Pour marquer l’adhésion de la Suède à l’OTAN au début du mois, le gouvernement suédois a présenté mercredi une déclaration spéciale sur sa politique étrangère devant le parlement.
« La Russie a opté pour une approche conflictuelle à l’égard de l’UE et de l’OTAN », a déclaré M. Billström dans son discours aux députés, et cette nouvelle réalité doit être « contrecarrée » par les Européens sans trembler.
« Il s’agit d’un événement historique pour notre pays, qui représente un changement profond et immédiat dans la politique étrangère et de sécurité de la Suède », a-t-il ajouté.
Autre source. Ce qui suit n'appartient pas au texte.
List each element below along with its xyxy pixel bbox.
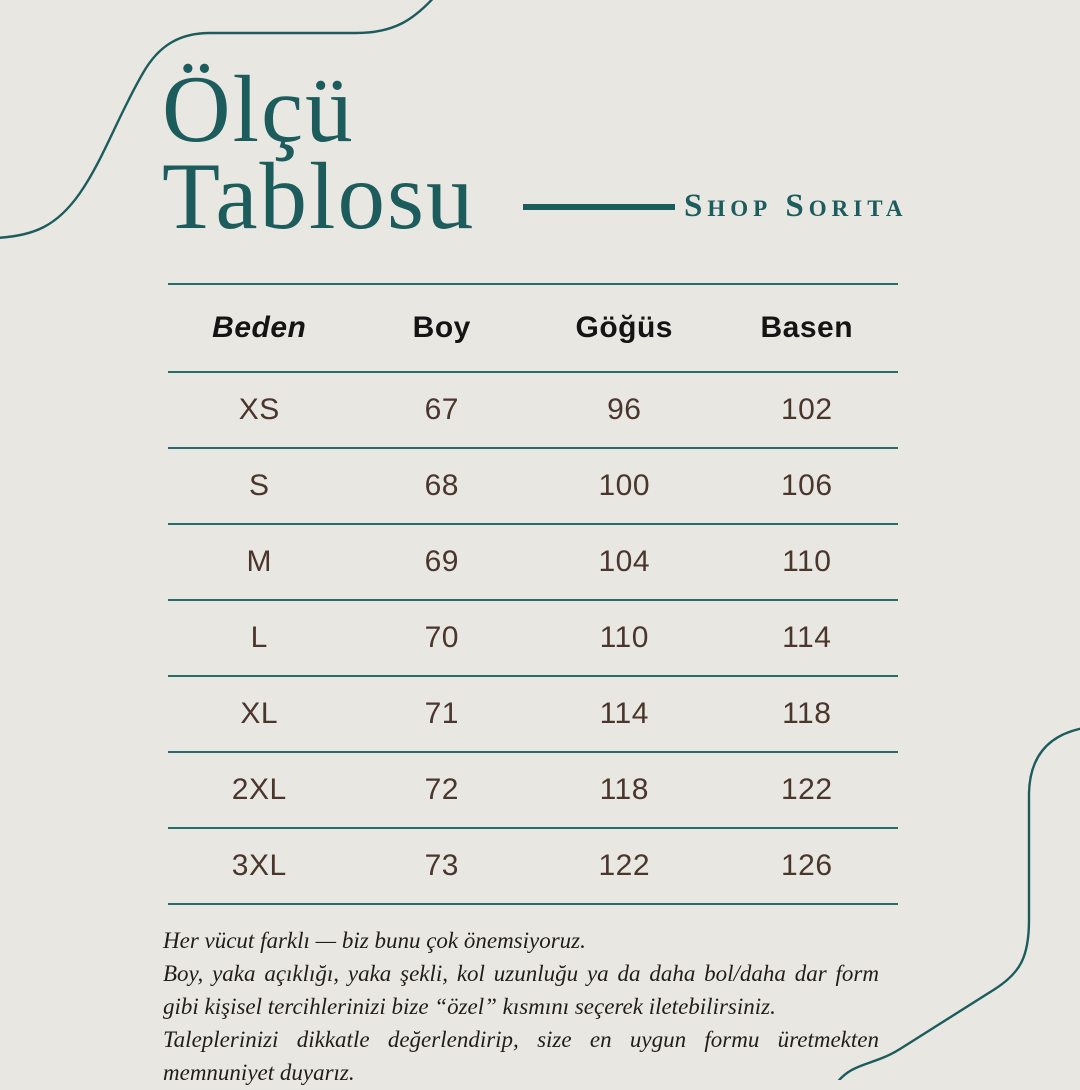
- table-cell: M: [246, 545, 272, 578]
- table-cell: 122: [780, 773, 833, 806]
- table-cell: 122: [598, 849, 651, 882]
- table-cell: 2XL: [231, 773, 287, 806]
- table-cell: 70: [424, 621, 459, 654]
- table-cell: S: [248, 469, 270, 502]
- table-cell: 71: [424, 697, 459, 730]
- column-header-basen: Basen: [760, 311, 854, 344]
- table-cell: XS: [238, 393, 280, 426]
- table-row: XL 71 114 118: [168, 677, 898, 753]
- table-cell: L: [250, 621, 268, 654]
- footer-paragraph-2: Boy, yaka açıklığı, yaka şekli, kol uzun…: [163, 961, 879, 1020]
- table-cell: 118: [782, 697, 832, 730]
- footer-note: Her vücut farklı — biz bunu çok önemsiyo…: [163, 924, 879, 1090]
- page-title-line-1: Ölçü: [162, 56, 355, 162]
- table-header-row: Beden Boy Göğüs Basen: [168, 283, 898, 373]
- table-row: M 69 104 110: [168, 525, 898, 601]
- table-cell: 3XL: [231, 849, 287, 882]
- table-cell: 110: [782, 545, 832, 578]
- page-title-line-2: Tablosu: [162, 143, 476, 249]
- table-cell: 73: [424, 849, 459, 882]
- footer-paragraph-3: Taleplerinizi dikkatle değerlendirip, si…: [163, 1027, 879, 1086]
- table-cell: 106: [780, 469, 833, 502]
- table-row: S 68 100 106: [168, 449, 898, 525]
- table-row: 2XL 72 118 122: [168, 753, 898, 829]
- table-cell: 126: [780, 849, 833, 882]
- table-row: XS 67 96 102: [168, 373, 898, 449]
- table-row: 3XL 73 122 126: [168, 829, 898, 905]
- table-cell: XL: [240, 697, 279, 730]
- table-cell: 104: [598, 545, 651, 578]
- brand-name: Shop Sorita: [684, 188, 908, 224]
- table-row: L 70 110 114: [168, 601, 898, 677]
- column-header-beden: Beden: [212, 311, 307, 344]
- table-cell: 102: [780, 393, 833, 426]
- table-cell: 96: [607, 393, 642, 426]
- table-cell: 69: [424, 545, 459, 578]
- table-cell: 67: [424, 393, 459, 426]
- table-cell: 114: [782, 621, 832, 654]
- corner-curve-bottom-right-icon: [837, 727, 1080, 1080]
- table-cell: 100: [598, 469, 651, 502]
- footer-paragraph-1: Her vücut farklı — biz bunu çok önemsiyo…: [163, 928, 586, 953]
- table-cell: 110: [599, 621, 649, 654]
- table-cell: 118: [599, 773, 649, 806]
- title-brand-divider: [523, 204, 675, 210]
- table-cell: 68: [424, 469, 459, 502]
- page-title: Ölçü Tablosu: [162, 56, 476, 249]
- column-header-boy: Boy: [412, 311, 471, 344]
- table-cell: 72: [424, 773, 459, 806]
- corner-curve-top-left-icon: [0, 0, 434, 239]
- table-body: XS 67 96 102 S 68 100 106 M 69 104 110 L 70 110 114 XL 71…: [168, 373, 898, 905]
- table-cell: 114: [599, 697, 649, 730]
- size-table: Beden Boy Göğüs Basen XS 67 96 102 S 68 100 106…: [168, 283, 898, 905]
- column-header-gogus: Göğüs: [575, 311, 673, 344]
La Suède et la Finlande ont demandé à adhérer à l’OTAN à la suite de l’invasion de l’Ukraine par la Russie en 2022. Alors que la Finlande est devenue membre en avril 2023, la Suède est devenue le 32e membre de l’OTAN au début du mois, mettant fin à plus de deux siècles de non-alignement militaire.
« L’adhésion de la Suède à l’OTAN est une conséquence directe de cette guerre d’agression illégale, non provoquée et injustifiable », a ajouté le ministre des Affaires étrangères.
Selon M. Billström, les actions de la Russie ont considérablement aggravé la situation de la politique de sécurité en Europe et dans le voisinage de la Suède pour une longue période.
« Avec ses partenaires et alliés, la Suède doit mener une politique stratégique cohérente et à long terme pour contrecarrer la montée en puissance de la Russie et les occasions qu’elle a de faire des dégâts », a-t-il déclaré, en insistant sur la nécessité pour le pays de soutenir l’Ukraine.
Débats suédois
Le gouvernement suédois estime que l’adhésion à l’OTAN élève le seuil des conflits armés dans la région de la Baltique. Dans son discours au parlement, M. Billström a indiqué que, bien que l’OTAN soit une alliance défensive, le pays est prêt à recourir aux armes si besoin pour se défendre, défendre sa population, la démocratie, la liberté et ses valeurs communes.
L’adhésion de la Suède à l’OTAN est un changement symbolique important, qui marque officiellement la fin de plus de 200 ans de non-alignement militaire et de neutralité.
Par conséquent, une question récurrente dans le débat public est la possibilité d’envoyer des troupes en théâtres d’opérations extérieurs en cas de conflits impliquant l’OTAN. La Suède a mis en place une conscription partielle pour les hommes et les femmes, et les personnes sélectionnées suivent une formation militaire de base.
Selon M. Billström, le rôle des appelés dans la défense collective de l’OTAN est en cours d’analyse.
« Le gouvernement s’efforce de parvenir à un accord politique global sur cette question », a également déclaré M. Billström.
Les partis d’opposition de gauche et des Verts se sont opposés à l’adhésion de la Suède à l’OTAN, et même au sein de la vaste majorité de partis favorables à l’adhésion du pays à l’alliance, la question de l’envoi éventuel de conscrits dans des zones de guerre reste controversée.
Toutefois, M. Billström a souligné un point sur lequel les partis politiques se rejoignent, à savoir les armes nucléaires. Il a expliqué que la Suède avait adhéré à l’OTAN sans réserve, mais que, comme les autres pays nordiques, il n’y avait aucune raison d’avoir des armes nucléaires ou des bases permanentes sur le territoire suédois en temps de paix.